52] Sayangnya Mas

2.3K 118 40
                                    

"Ma, Liena pamit ya," ucap Liena sambil memeluk mamanya dengan mata yang berkaca-kaca. Cahaya sebagai ibu tentu hanya bisa mengangguk dan memberikan nasihat-nasihat kepada anaknya yang kini menjadi seorang istri.

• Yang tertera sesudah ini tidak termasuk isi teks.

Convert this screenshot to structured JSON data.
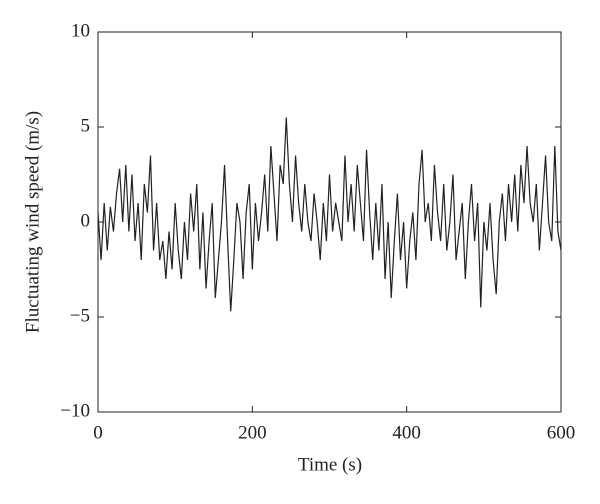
{
  "chart_data": {
    "type": "line",
    "xlabel": "Time (s)",
    "ylabel": "Fluctuating wind speed (m/s)",
    "x": [
      0,
      4,
      8,
      12,
      16,
      20,
      24,
      28,
      32,
      36,
      40,
      44,
      48,
      52,
      56,
      60,
      64,
      68,
      72,
      76,
      80,
      84,
      88,
      92,
      96,
      100,
      104,
      108,
      112,
      116,
      120,
      124,
      128,
      132,
      136,
      140,
      144,
      148,
      152,
      156,
      160,
      164,
      168,
      172,
      176,
      180,
      184,
      188,
      192,
      196,
      200,
      204,
      208,
      212,
      216,
      220,
      224,
      228,
      232,
      236,
      240,
      244,
      248,
      252,
      256,
      260,
      264,
      268,
      272,
      276,
      280,
      284,
      288,
      292,
      296,
      300,
      304,
      308,
      312,
      316,
      320,
      324,
      328,
      332,
      336,
      340,
      344,
      348,
      352,
      356,
      360,
      364,
      368,
      372,
      376,
      380,
      384,
      388,
      392,
      396,
      400,
      404,
      408,
      412,
      416,
      420,
      424,
      428,
      432,
      436,
      440,
      444,
      448,
      452,
      456,
      460,
      464,
      468,
      472,
      476,
      480,
      484,
      488,
      492,
      496,
      500,
      504,
      508,
      512,
      516,
      520,
      524,
      528,
      532,
      536,
      540,
      544,
      548,
      552,
      556,
      560,
      564,
      568,
      572,
      576,
      580,
      584,
      588,
      592,
      596,
      600
    ],
    "series": [
      {
        "color": "#222222",
        "values": [
          0.5,
          -2,
          1,
          -1.5,
          0.8,
          -0.5,
          1.5,
          2.8,
          0,
          3,
          -0.5,
          2.5,
          -1,
          1,
          -2,
          2,
          0.5,
          3.5,
          -1.5,
          1,
          -2,
          -1,
          -3,
          -0.5,
          -2.5,
          1,
          -1.5,
          -3,
          0,
          -2,
          1.5,
          -0.5,
          2,
          -2.5,
          0.5,
          -3.5,
          -1,
          1,
          -4,
          -2,
          0,
          3,
          -1,
          -4.7,
          -2,
          1,
          0,
          -3,
          0.5,
          2,
          -2.5,
          1,
          -1,
          0.5,
          2.5,
          -0.5,
          4,
          1.5,
          -1,
          3,
          2,
          5.5,
          2,
          0,
          3.5,
          1,
          -0.5,
          2,
          0,
          -1,
          1.5,
          0,
          -2,
          1,
          -1,
          2.5,
          -0.5,
          1,
          0,
          -1,
          3.5,
          0,
          2,
          -0.5,
          3,
          1,
          -1,
          3.8,
          0.5,
          -2,
          1,
          -1.5,
          2,
          -3,
          0,
          -4,
          -1,
          1.5,
          -2,
          0,
          -3.5,
          -1,
          0.5,
          -2,
          2,
          3.8,
          0,
          1,
          -1,
          3,
          0.5,
          -1,
          2,
          -1.5,
          0,
          2.5,
          -2,
          -0.5,
          1,
          -3,
          0,
          2,
          -1,
          1,
          -4.5,
          0,
          -1.5,
          1,
          -2,
          -3.8,
          0,
          1.5,
          -1,
          2,
          0,
          2.5,
          -0.5,
          3,
          1,
          4,
          1,
          0,
          2,
          -1.5,
          1,
          3.5,
          0,
          -1,
          4,
          -0.5,
          -1.5
        ]
      }
    ],
    "xlim": [
      0,
      600
    ],
    "xticks": [
      0,
      200,
      400,
      600
    ],
    "ylim": [
      -10,
      10
    ],
    "yticks": [
      {
        "value": -10,
        "label": "−10"
      },
      {
        "value": -5,
        "label": "−5"
      },
      0,
      5,
      10
    ]
  }
}
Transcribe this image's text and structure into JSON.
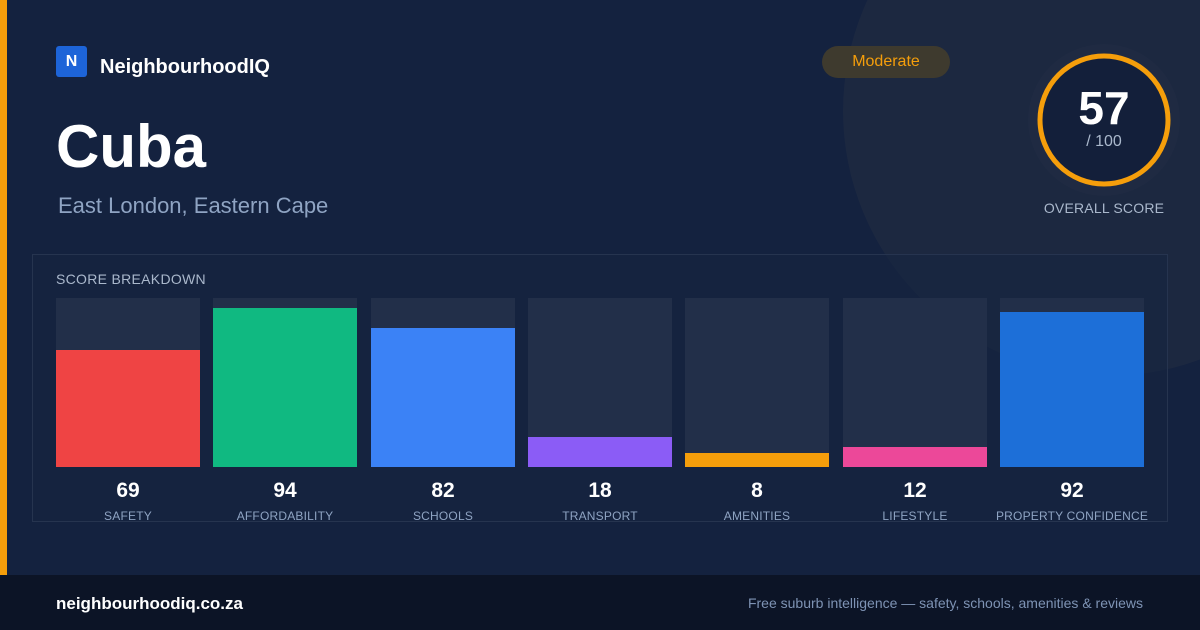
{
  "brand": {
    "logo_letter": "N",
    "name": "NeighbourhoodIQ",
    "logo_color": "#1d64d8"
  },
  "suburb": {
    "name": "Cuba",
    "location": "East London, Eastern Cape"
  },
  "badge": {
    "label": "Moderate",
    "color": "#f59e0b"
  },
  "overall": {
    "score": "57",
    "max_label": "/ 100",
    "caption": "OVERALL SCORE",
    "value": 57,
    "max": 100,
    "ring_color": "#f59e0b"
  },
  "breakdown": {
    "title": "SCORE BREAKDOWN"
  },
  "chart_data": {
    "type": "bar",
    "title": "SCORE BREAKDOWN",
    "categories": [
      "SAFETY",
      "AFFORDABILITY",
      "SCHOOLS",
      "TRANSPORT",
      "AMENITIES",
      "LIFESTYLE",
      "PROPERTY CONFIDENCE"
    ],
    "values": [
      69,
      94,
      82,
      18,
      8,
      12,
      92
    ],
    "value_labels": [
      "69",
      "94",
      "82",
      "18",
      "8",
      "12",
      "92"
    ],
    "colors": [
      "#ef4444",
      "#10b981",
      "#3b82f6",
      "#8b5cf6",
      "#f59e0b",
      "#ec4899",
      "#1d6fd8"
    ],
    "ylim": [
      0,
      100
    ],
    "grid": false
  },
  "footer": {
    "url": "neighbourhoodiq.co.za",
    "tagline": "Free suburb intelligence — safety, schools, amenities & reviews"
  },
  "colors": {
    "accent": "#f59e0b",
    "background": "#14223f",
    "footer": "#0c1426"
  }
}
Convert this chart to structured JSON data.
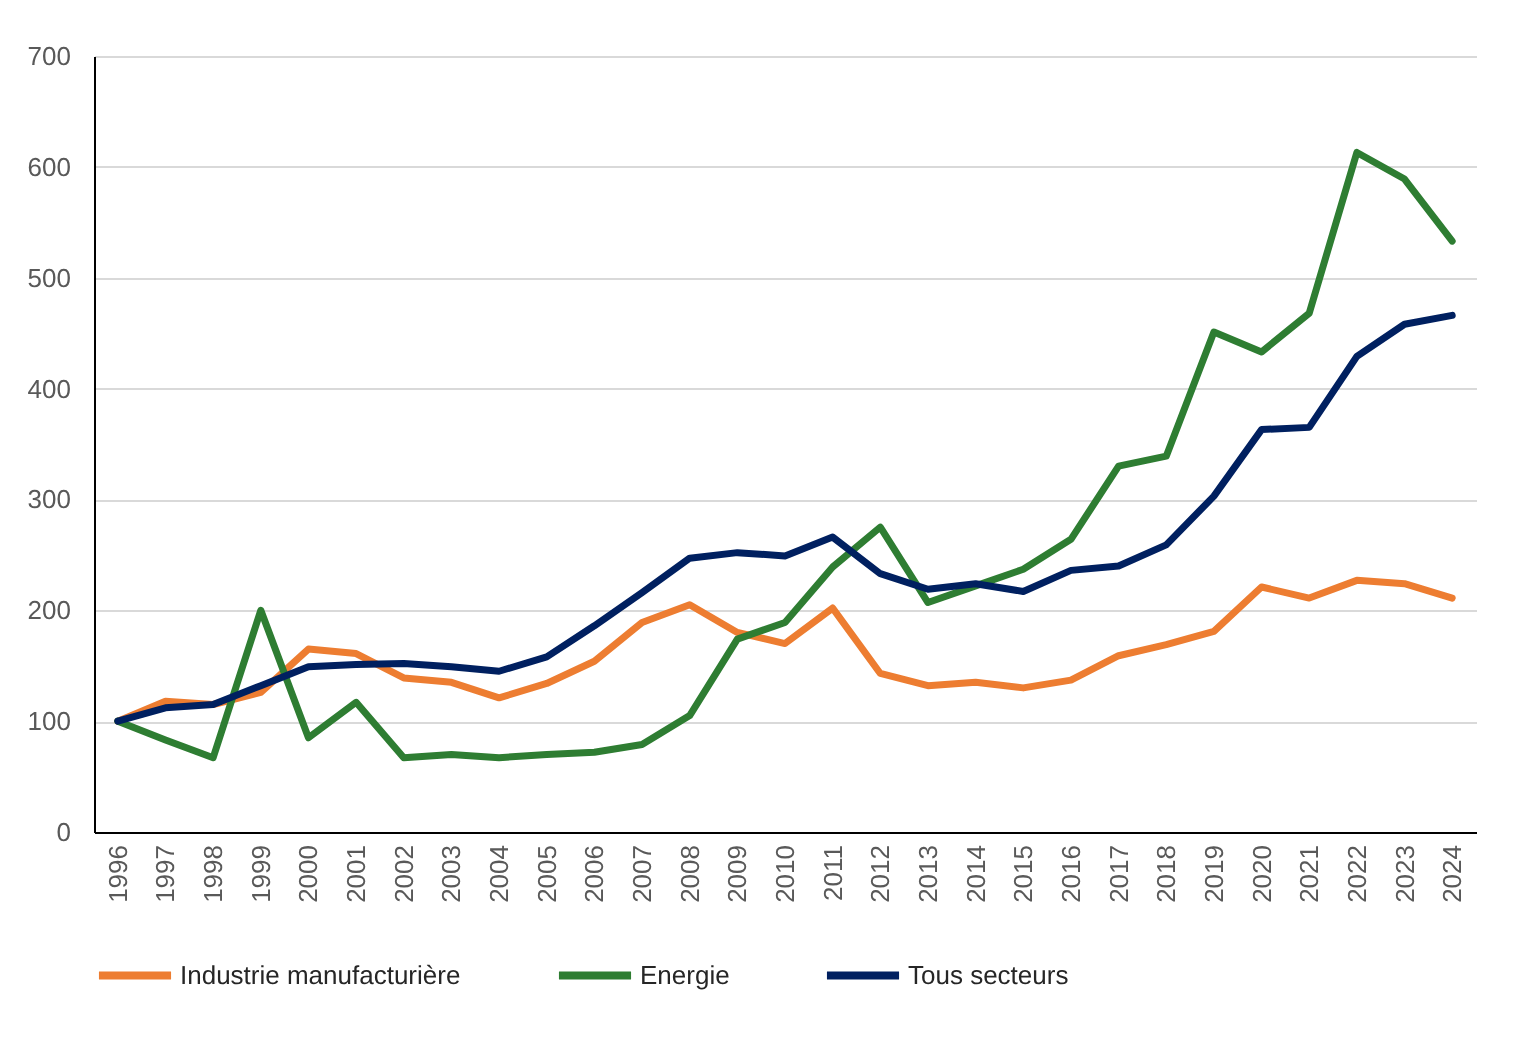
{
  "chart_data": {
    "type": "line",
    "categories": [
      "1996",
      "1997",
      "1998",
      "1999",
      "2000",
      "2001",
      "2002",
      "2003",
      "2004",
      "2005",
      "2006",
      "2007",
      "2008",
      "2009",
      "2010",
      "2011",
      "2012",
      "2013",
      "2014",
      "2015",
      "2016",
      "2017",
      "2018",
      "2019",
      "2020",
      "2021",
      "2022",
      "2023",
      "2024"
    ],
    "series": [
      {
        "name": "Industrie manufacturière",
        "color": "#ed7d31",
        "values": [
          100,
          118,
          115,
          126,
          165,
          161,
          139,
          135,
          121,
          134,
          154,
          189,
          205,
          180,
          170,
          202,
          143,
          132,
          135,
          130,
          137,
          159,
          169,
          181,
          221,
          211,
          227,
          224,
          211
        ]
      },
      {
        "name": "Energie",
        "color": "#2e7d32",
        "values": [
          100,
          83,
          67,
          200,
          85,
          117,
          67,
          70,
          67,
          70,
          72,
          79,
          105,
          174,
          189,
          239,
          275,
          207,
          222,
          237,
          264,
          330,
          339,
          451,
          433,
          468,
          613,
          589,
          533
        ]
      },
      {
        "name": "Tous secteurs",
        "color": "#002060",
        "values": [
          100,
          112,
          115,
          132,
          149,
          151,
          152,
          149,
          145,
          158,
          186,
          216,
          247,
          252,
          249,
          266,
          233,
          219,
          224,
          217,
          236,
          240,
          259,
          303,
          363,
          365,
          429,
          458,
          466
        ]
      }
    ],
    "ylim": [
      0,
      700
    ],
    "yticks": [
      0,
      100,
      200,
      300,
      400,
      500,
      600,
      700
    ],
    "grid": "y",
    "legend": "bottom",
    "marker": "none",
    "line_style": "solid"
  }
}
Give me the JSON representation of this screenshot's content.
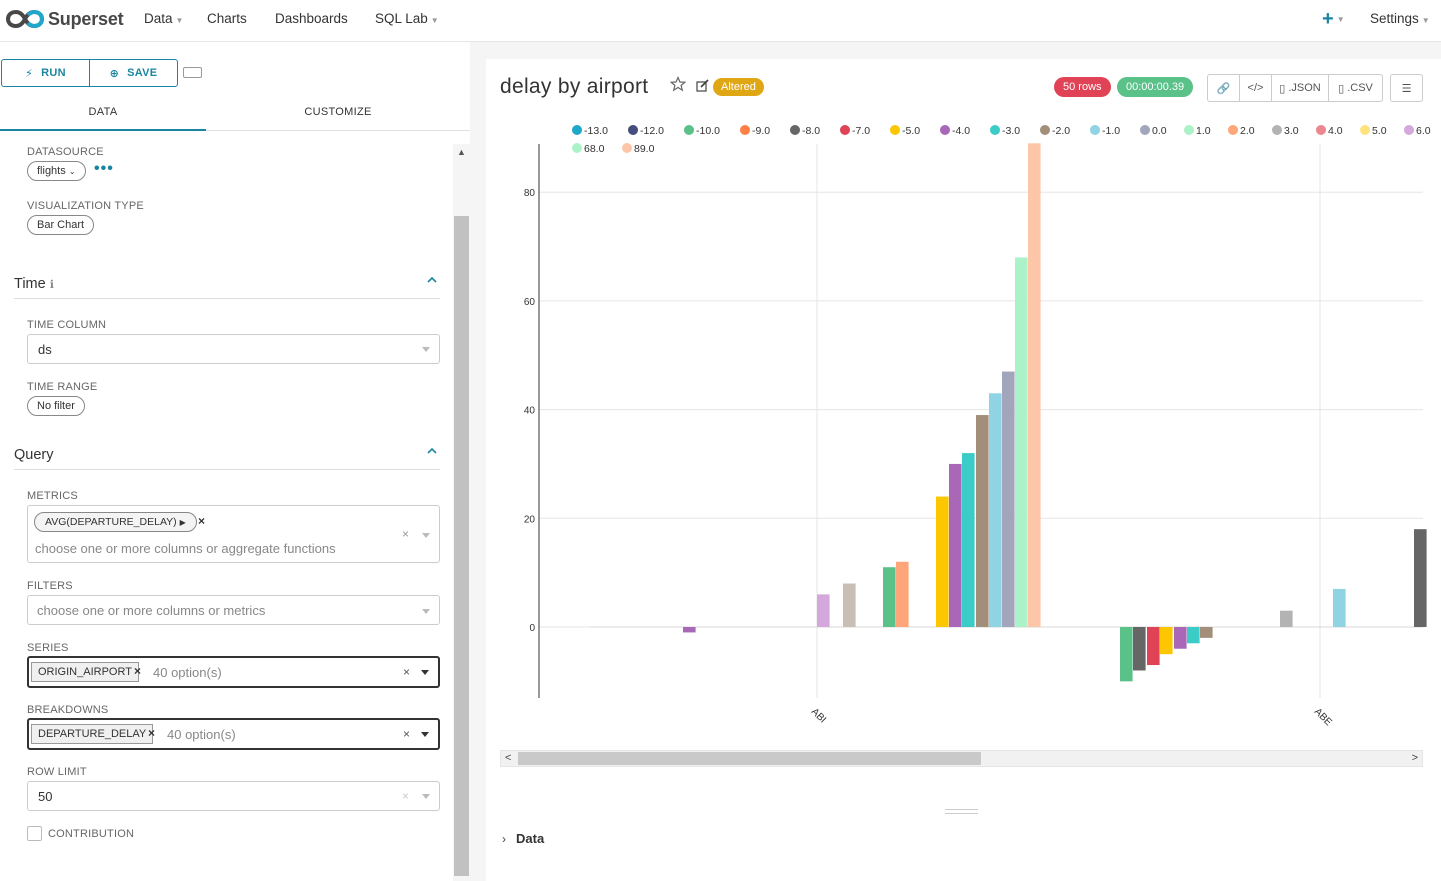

Usai melepas pelukannya dengan sang ibu kini Liena menatap anggota keluarganya satu per satu. Sebagai anak yang apa-apa dengan keluarga rasanya sedih sekali jika harus berjauhan seperti ini. Apalagi harus meninggalkan keponakan-keponakannya yang lagi lucu-lucunya. Sean yang selalu meminta digendong dengan ocehan khas balitanya dan Raina yang selalu bertanya akan hal-hal baru yang ditemuinya. Sungguh ia akan sangat merindukannya.

Sebelum benar-benar masuk ke dalam mobil Liena mengambil Sean dari gendongan ibunya. Seolah mengerti anak kecil itu hanya menatap wajah Liena. Tak mengoceh kegirangan seperti biasanya saat Liena menggendongnya. Dipeluknya Sean dengan sayang.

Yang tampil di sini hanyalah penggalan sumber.